Anthon pun menyoroti rendahnya vonis hukuman yang diberikan kepada Harvey lantaran pertimbangan anak yang masih kecil. Menurutnya, itu pertimbangan yang tidak rasional. “Jika semua orang berpikir soal kemanusiaan, beginilah hukuman yang akan diterapkan di negeri ini. Semestinya tidak boleh tebang pilih, sebab kasus korupsi Harvey merugikan perekonomian negara, membuat masyarakat miskin, merusak lingkungan dan lainnya,” terangnya.
“Harusnya pengadilan atau hakim tidak boleh punya rasa kemanusiaan terhadap para koruptor,” sambungnya menegaskan. Dijelaskannya, hukuman bagi pelaku korupsi paling rendah adalah 4 tahun penjara dan paling lama 20 tahun penjara atau hukuman seumur hidup.
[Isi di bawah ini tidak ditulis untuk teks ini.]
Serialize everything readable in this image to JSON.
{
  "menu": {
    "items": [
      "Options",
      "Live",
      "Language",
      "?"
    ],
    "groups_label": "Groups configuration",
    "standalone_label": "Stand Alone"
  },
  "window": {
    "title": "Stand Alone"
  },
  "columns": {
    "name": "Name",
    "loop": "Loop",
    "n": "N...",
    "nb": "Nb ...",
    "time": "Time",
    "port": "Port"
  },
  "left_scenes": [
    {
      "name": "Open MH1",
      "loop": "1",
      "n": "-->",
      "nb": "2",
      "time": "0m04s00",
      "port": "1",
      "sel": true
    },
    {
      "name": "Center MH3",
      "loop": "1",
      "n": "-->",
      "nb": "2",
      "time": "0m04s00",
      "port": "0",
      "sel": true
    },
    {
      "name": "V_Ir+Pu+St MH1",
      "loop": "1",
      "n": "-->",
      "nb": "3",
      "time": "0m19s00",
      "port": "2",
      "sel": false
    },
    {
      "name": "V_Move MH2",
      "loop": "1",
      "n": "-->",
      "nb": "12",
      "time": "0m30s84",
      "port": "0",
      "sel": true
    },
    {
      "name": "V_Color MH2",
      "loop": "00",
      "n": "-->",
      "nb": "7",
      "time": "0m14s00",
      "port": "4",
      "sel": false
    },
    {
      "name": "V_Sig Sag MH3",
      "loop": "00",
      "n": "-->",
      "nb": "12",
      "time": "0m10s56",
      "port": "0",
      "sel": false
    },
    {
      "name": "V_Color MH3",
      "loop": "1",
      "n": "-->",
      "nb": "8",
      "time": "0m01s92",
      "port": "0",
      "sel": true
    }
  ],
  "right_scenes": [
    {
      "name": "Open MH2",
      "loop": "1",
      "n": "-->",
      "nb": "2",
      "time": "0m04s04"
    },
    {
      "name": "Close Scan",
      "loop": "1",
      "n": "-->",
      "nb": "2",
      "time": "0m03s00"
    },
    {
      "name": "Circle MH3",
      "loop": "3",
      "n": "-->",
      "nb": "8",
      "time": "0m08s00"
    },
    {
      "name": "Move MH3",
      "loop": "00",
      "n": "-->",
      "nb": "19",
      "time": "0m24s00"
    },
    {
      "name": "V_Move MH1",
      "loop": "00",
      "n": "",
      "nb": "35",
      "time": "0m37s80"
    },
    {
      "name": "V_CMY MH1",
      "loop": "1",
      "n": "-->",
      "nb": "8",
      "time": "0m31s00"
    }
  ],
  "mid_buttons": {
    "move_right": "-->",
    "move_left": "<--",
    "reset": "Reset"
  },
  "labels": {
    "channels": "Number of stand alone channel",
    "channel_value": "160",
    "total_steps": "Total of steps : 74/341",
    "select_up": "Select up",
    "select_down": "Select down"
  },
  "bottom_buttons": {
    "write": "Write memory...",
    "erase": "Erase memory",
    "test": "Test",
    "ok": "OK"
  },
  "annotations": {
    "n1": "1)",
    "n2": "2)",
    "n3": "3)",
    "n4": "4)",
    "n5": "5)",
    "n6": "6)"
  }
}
Untuk kasus Moeis ini menurut Anthon, idealnya hukuman seumur hidup.
Menurut Anthon, terjadi disparitas dalam berbagai putusan pengadilan di Indonesia. Artinya, ada perlakuan-perlakuan yang putusannya sangat diskriminatif. Bahkan, kehadiran lembaga Komisi Pemberantasan Korupsi (KPK) dinilai belum mampu memberantas korupsi.
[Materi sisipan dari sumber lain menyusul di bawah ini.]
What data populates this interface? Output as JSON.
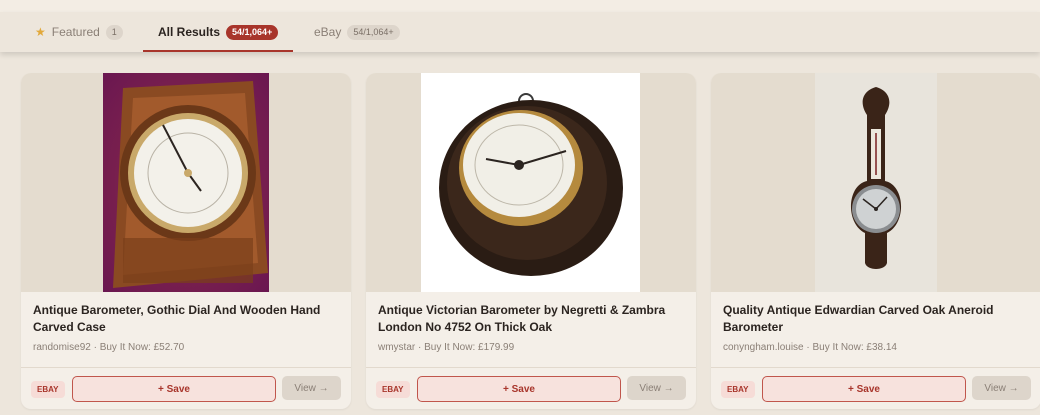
{
  "tabs": [
    {
      "label": "Featured",
      "count": "1",
      "icon": "star-icon"
    },
    {
      "label": "All Results",
      "count": "54/1,064+"
    },
    {
      "label": "eBay",
      "count": "54/1,064+"
    }
  ],
  "colors": {
    "accent": "#a8352b",
    "background": "#ede6dc",
    "card": "#f4efe8"
  },
  "listings": [
    {
      "title": "Antique Barometer, Gothic Dial And Wooden Hand Carved Case",
      "meta": "randomise92 · Buy It Now: £52.70",
      "source": "EBAY",
      "save": "+ Save",
      "view": "View →"
    },
    {
      "title": "Antique Victorian Barometer by Negretti & Zambra London No 4752 On Thick Oak",
      "meta": "wmystar · Buy It Now: £179.99",
      "source": "EBAY",
      "save": "+ Save",
      "view": "View →"
    },
    {
      "title": "Quality Antique Edwardian Carved Oak Aneroid Barometer",
      "meta": "conyngham.louise · Buy It Now: £38.14",
      "source": "EBAY",
      "save": "+ Save",
      "view": "View →"
    }
  ]
}
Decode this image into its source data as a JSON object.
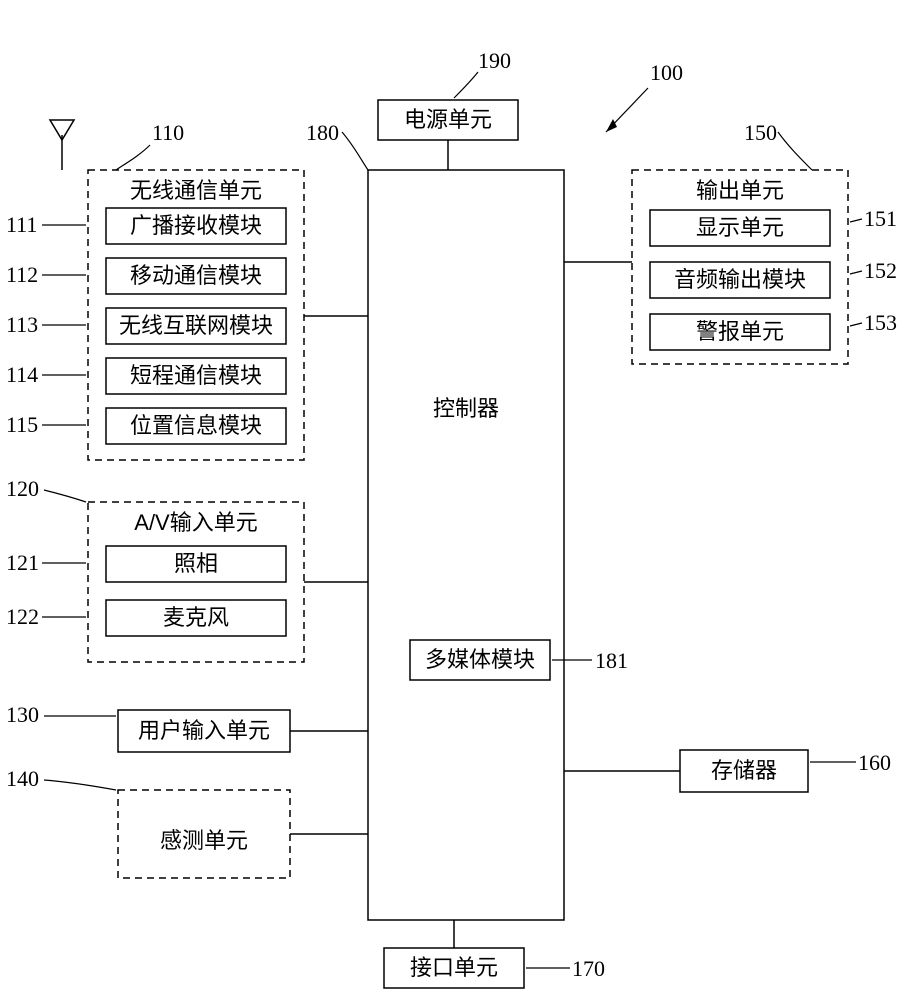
{
  "diagram": {
    "topbar": {
      "power": {
        "ref": "190",
        "label": "电源单元"
      },
      "device": {
        "ref": "100"
      }
    },
    "controller": {
      "ref": "180",
      "label": "控制器",
      "multimedia": {
        "ref": "181",
        "label": "多媒体模块"
      }
    },
    "wireless": {
      "ref": "110",
      "title": "无线通信单元",
      "items": [
        {
          "ref": "111",
          "label": "广播接收模块"
        },
        {
          "ref": "112",
          "label": "移动通信模块"
        },
        {
          "ref": "113",
          "label": "无线互联网模块"
        },
        {
          "ref": "114",
          "label": "短程通信模块"
        },
        {
          "ref": "115",
          "label": "位置信息模块"
        }
      ]
    },
    "av": {
      "ref": "120",
      "title": "A/V输入单元",
      "items": [
        {
          "ref": "121",
          "label": "照相"
        },
        {
          "ref": "122",
          "label": "麦克风"
        }
      ]
    },
    "userInput": {
      "ref": "130",
      "label": "用户输入单元"
    },
    "sensing": {
      "ref": "140",
      "label": "感测单元"
    },
    "output": {
      "ref": "150",
      "title": "输出单元",
      "items": [
        {
          "ref": "151",
          "label": "显示单元"
        },
        {
          "ref": "152",
          "label": "音频输出模块"
        },
        {
          "ref": "153",
          "label": "警报单元"
        }
      ]
    },
    "storage": {
      "ref": "160",
      "label": "存储器"
    },
    "interface": {
      "ref": "170",
      "label": "接口单元"
    }
  }
}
“Sejak kehadiran KPK hingga lembaga penegak hukum pada tingkat polisi, kejaksaan hingga pengadilan. Belum memberikan perhatian serius terhadap kasus-kasus korupsi, dan ini masih menjadi problem,” ucapnya. Dengan hal-hal seperti ini, tak salah jika Indonesia kemudian dikategorikan sebagai negara terkorup di dunia karena indeks presepsi korupsinya 3,85.
Hal ini disebabkan institusi penegak hukum belum memberikan perhatian serius dalam memberantas korupsi. Bahkan para hakim bisa dibeli. “Putusan itu bisa dibeli, baik dibeli pada tingkat Pengadilan Negeri, Pengadilan Tinggi maupun kasasi. Dan ini bukan rahasia umum lagi jika hakim bisa dibeli. Jika sudah seperti ini, maka lembaga-lembaga seperti KPK dibubarkan saja,” tandasnya. (fia/ade)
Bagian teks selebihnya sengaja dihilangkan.